E-commerce : les jeunes, des acheteurs en ligne?

Les jeunes et le commerce électronique, une étude du CRIOCLe comportement et les achats des jeunes en ligne ont été étudiés par le CRIOC. Plus de 2.000 interviews et plusieurs groupes de discussion ont permis d'identifier les sites Internet les plus populaires chez les jeunes et les mécanismes d'achat en ligne chez les jeunes.

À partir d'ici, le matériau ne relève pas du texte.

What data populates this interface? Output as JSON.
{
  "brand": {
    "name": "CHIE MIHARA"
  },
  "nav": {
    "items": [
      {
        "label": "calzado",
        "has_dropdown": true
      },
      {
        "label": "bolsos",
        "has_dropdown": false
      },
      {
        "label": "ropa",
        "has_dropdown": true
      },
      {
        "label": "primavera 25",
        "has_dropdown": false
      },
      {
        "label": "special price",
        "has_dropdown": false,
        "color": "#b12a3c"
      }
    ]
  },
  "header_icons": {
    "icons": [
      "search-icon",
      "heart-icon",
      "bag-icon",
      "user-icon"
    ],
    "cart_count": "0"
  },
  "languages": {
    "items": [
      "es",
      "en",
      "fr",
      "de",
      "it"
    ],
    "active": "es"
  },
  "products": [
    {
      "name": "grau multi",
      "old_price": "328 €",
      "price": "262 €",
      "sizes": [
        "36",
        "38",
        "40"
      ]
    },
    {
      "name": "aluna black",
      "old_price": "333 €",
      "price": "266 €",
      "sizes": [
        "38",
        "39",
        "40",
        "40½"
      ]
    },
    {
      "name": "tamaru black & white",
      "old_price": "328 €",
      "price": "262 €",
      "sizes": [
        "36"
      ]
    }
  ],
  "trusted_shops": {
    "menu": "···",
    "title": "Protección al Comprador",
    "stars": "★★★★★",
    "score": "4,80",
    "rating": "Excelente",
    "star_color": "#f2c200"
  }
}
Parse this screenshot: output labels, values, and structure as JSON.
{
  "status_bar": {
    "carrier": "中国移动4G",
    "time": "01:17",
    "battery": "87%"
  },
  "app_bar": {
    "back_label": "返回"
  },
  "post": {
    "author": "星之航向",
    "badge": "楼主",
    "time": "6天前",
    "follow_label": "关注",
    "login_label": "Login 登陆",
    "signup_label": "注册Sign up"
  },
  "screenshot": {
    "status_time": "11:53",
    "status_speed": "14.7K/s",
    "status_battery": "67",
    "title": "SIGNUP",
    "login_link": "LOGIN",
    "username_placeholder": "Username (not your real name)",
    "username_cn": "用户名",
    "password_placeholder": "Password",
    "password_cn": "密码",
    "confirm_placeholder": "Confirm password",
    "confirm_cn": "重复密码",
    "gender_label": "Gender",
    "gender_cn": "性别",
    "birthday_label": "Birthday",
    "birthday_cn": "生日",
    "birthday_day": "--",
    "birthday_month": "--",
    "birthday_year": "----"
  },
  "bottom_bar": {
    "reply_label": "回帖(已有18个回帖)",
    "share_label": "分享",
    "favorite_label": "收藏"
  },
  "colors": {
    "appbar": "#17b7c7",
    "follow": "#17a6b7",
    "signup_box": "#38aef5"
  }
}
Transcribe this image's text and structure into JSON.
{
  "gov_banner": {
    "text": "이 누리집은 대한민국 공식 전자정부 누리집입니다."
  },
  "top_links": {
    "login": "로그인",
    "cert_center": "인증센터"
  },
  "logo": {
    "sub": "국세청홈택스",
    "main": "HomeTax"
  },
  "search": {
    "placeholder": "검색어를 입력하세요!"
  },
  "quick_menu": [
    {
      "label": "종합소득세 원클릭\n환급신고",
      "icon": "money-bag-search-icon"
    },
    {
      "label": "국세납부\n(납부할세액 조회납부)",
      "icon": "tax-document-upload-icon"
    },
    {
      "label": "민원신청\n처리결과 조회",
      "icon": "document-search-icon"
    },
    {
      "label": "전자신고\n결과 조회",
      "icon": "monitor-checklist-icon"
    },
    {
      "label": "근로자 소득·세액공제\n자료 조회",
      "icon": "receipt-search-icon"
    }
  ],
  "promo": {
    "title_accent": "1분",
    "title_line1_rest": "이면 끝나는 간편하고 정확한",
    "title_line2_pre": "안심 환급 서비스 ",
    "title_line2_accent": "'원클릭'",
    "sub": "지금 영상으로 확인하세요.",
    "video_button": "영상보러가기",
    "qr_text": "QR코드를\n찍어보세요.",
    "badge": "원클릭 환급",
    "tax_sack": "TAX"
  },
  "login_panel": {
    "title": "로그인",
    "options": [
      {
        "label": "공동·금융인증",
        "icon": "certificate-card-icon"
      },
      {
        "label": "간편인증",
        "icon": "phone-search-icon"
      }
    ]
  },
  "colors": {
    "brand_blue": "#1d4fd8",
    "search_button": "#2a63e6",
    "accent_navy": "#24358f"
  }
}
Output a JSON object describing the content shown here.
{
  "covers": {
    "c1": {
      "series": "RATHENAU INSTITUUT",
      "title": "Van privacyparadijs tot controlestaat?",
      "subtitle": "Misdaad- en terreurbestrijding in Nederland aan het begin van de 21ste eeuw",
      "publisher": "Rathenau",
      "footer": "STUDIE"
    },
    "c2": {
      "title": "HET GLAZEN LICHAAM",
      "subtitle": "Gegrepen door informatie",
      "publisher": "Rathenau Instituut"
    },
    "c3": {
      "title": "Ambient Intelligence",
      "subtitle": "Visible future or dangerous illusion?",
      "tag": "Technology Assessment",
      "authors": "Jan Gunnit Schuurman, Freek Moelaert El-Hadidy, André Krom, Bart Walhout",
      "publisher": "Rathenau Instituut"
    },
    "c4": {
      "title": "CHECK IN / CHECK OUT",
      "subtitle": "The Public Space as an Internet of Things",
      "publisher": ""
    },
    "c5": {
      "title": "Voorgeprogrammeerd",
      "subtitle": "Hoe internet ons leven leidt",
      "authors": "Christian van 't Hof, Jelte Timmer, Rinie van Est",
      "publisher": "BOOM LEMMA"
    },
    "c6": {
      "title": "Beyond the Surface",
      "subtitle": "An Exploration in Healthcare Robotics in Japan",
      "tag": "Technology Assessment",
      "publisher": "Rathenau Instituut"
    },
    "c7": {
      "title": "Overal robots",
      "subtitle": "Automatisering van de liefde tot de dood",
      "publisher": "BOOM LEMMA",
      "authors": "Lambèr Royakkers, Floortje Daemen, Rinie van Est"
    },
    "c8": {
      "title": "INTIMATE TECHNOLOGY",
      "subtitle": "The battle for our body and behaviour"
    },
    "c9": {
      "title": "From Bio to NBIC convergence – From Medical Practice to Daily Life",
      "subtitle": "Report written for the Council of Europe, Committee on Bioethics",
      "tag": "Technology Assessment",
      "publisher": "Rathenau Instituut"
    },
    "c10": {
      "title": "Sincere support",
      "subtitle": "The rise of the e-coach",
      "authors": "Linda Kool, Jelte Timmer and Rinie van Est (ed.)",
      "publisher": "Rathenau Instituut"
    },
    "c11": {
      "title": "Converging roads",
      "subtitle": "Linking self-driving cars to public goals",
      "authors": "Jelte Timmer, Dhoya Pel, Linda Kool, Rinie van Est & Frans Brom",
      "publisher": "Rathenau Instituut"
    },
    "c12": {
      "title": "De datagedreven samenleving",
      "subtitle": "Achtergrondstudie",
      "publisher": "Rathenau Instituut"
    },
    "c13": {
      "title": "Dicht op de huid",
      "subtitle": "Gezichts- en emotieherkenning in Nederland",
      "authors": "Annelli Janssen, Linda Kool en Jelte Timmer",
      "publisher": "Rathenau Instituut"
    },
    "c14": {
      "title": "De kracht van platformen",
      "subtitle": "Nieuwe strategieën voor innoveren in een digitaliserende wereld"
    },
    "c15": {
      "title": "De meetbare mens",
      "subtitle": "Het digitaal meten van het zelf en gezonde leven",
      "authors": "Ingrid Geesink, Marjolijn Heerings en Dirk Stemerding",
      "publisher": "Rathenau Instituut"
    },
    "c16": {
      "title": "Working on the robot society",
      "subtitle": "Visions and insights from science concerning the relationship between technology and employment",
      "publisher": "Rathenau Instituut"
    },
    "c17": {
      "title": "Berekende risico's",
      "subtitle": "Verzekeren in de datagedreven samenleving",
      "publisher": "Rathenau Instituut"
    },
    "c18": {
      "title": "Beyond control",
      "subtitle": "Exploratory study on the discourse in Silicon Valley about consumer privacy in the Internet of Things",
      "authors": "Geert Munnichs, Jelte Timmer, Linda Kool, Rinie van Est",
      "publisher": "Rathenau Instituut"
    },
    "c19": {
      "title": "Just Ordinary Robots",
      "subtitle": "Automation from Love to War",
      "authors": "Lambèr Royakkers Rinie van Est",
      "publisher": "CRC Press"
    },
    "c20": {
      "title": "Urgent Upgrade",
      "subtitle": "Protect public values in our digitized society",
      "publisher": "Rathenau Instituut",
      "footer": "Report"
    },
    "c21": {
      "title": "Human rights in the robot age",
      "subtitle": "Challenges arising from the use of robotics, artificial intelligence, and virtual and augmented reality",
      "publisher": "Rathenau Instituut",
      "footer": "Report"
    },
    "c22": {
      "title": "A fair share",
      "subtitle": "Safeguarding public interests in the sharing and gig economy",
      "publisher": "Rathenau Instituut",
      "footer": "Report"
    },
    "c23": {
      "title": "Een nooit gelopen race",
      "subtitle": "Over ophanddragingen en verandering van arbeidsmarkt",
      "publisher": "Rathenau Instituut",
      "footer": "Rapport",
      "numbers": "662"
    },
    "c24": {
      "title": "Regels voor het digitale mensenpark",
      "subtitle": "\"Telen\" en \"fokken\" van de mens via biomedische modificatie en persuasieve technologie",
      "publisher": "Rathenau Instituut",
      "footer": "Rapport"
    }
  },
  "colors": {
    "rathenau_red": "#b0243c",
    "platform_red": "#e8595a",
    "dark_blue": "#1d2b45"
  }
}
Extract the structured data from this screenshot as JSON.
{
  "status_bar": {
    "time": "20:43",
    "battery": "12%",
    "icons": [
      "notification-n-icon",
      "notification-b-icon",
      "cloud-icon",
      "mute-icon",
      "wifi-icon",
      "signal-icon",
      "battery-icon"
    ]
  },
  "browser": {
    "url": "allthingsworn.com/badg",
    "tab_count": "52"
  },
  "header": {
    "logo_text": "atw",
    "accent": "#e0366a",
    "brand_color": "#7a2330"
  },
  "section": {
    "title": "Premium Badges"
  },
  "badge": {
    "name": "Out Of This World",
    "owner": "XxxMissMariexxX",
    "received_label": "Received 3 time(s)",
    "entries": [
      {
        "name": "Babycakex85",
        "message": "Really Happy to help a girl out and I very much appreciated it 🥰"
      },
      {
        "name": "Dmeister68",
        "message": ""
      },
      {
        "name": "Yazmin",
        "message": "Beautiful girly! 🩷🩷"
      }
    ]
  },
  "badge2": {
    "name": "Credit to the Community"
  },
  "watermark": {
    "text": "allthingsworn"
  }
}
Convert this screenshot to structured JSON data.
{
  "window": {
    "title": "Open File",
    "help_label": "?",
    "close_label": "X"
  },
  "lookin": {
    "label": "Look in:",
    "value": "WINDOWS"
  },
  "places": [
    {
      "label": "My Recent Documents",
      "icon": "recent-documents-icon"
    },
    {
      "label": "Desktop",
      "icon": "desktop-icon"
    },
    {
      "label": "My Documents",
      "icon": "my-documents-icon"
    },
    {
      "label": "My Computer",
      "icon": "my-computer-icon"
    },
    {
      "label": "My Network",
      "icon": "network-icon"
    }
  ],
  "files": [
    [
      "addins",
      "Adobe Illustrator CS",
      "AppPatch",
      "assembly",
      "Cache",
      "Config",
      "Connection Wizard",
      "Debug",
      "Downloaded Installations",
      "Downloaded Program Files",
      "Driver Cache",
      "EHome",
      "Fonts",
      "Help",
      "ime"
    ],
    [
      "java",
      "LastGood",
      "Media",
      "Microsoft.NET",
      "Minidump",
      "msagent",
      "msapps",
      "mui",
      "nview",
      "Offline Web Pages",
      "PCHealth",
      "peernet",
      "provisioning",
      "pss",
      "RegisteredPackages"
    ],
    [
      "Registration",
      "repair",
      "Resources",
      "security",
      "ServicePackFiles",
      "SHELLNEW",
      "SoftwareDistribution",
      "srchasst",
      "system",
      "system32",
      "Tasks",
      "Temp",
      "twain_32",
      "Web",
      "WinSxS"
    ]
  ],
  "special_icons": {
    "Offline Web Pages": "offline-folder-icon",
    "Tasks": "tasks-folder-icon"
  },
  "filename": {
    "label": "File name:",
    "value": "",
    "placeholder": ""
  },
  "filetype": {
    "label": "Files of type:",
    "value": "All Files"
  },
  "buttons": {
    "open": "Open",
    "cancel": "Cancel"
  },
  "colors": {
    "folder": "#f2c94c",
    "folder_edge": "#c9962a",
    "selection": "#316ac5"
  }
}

Cette enquête du CRIOC a été menée au dernier trimestre 2007 en Belgique auprès d'environ 3.000 jeunes. 1er enseignement: 89% des jeunes disposent d'une connexion à l'Internet à la maison (34% dans leur chambre). Leur activité sur l'Internet peut être décrite ainsi :

  • chater: 82%
  • jouer sur Internet: 73%
  • envoyer de smails: 73%
  • consulter des sites web: 71%
  • télécharger des musiques: 69%
  • télécharger des images: 37%
  • participer à des blogs: 33%
  • télécharger des films: 32%
  • avoir un blog: 32%
  • participer à des forums de discussion: 15%

Le chat l'emporte donc haut la main sur d'autres usages comme le jeu, l'envoi de mails, la consultation de sites web. En ce qui concerne les téléchargements, le téléchargement de musiques l'emporte sur celui d'images ou de films. Ils sont presque autant à avoir un blog que de participer à des blogs.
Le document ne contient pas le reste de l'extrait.